To study the processing and presentation of endogenously synthesized Ag to class II MHC-restricted T cells, hen egg lysozyme (HEL), either tagged with a peptide that confers retention in the endoplasmic reticulum (HEL.KDEL), or in the secretory form (HELs), was stably expressed in LK-35.2 B hybridoma cells. Presentation of HEL peptides bound to class II molecules was assessed by activation of specific T cell hybridomas recognizing seven different epitopes derived from exogenous HEL. The presentation of endogenously synthesized HEL was not caused by reuptake of secreted of shed Ag. All the HEL epitopes examined were efficiently presented after processing of endogenous HEL by HELs-transfected LK-35.2 cells.

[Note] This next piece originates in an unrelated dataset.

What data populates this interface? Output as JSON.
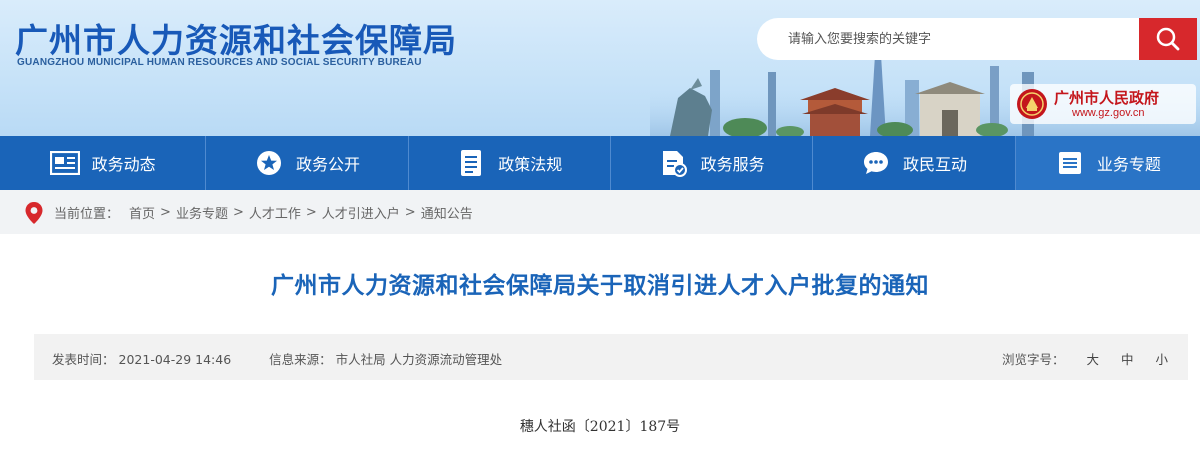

Processing of HEL tagged with KDEL, however, gave rise to presentation of only six of the seven HEL epitopes. The epitope included in the HEL sequence 112-124 was not presented by HEL.KDEL-transfected B cells. In addition, two of the four T cell hybridomas recognizing HEL 116-129 together with I-Ak molecules were not activated by HEL.KDEL, and three other epitopes were presented with lower efficiency as compared with HELs. Thus, endogenously synthesized HEL in secretory form gives rise to a set of class II-binding epitopes indistinguishable from exogenous HEL, whereas endoplasmic reticulum-retained HEL generates a similar but not identical set of epitopes. The endosomal protease inhibitor leupeptin prevented presentation of the epitope 108-116, but not 46-61, both by HELs and HEL.KDEL transfected cells, indicating a requirement for endosomal processing in both cases. In addition, the presentation of peptides derived from endogenously synthesized, either secretory or endoplasmic reticulum-retained HEL, could be inhibited by lysosomotropic amines, further indicating that the intracellular route of class II molecules presenting peptides derived from endogenous Ag intersects the acidic endosomal compartment.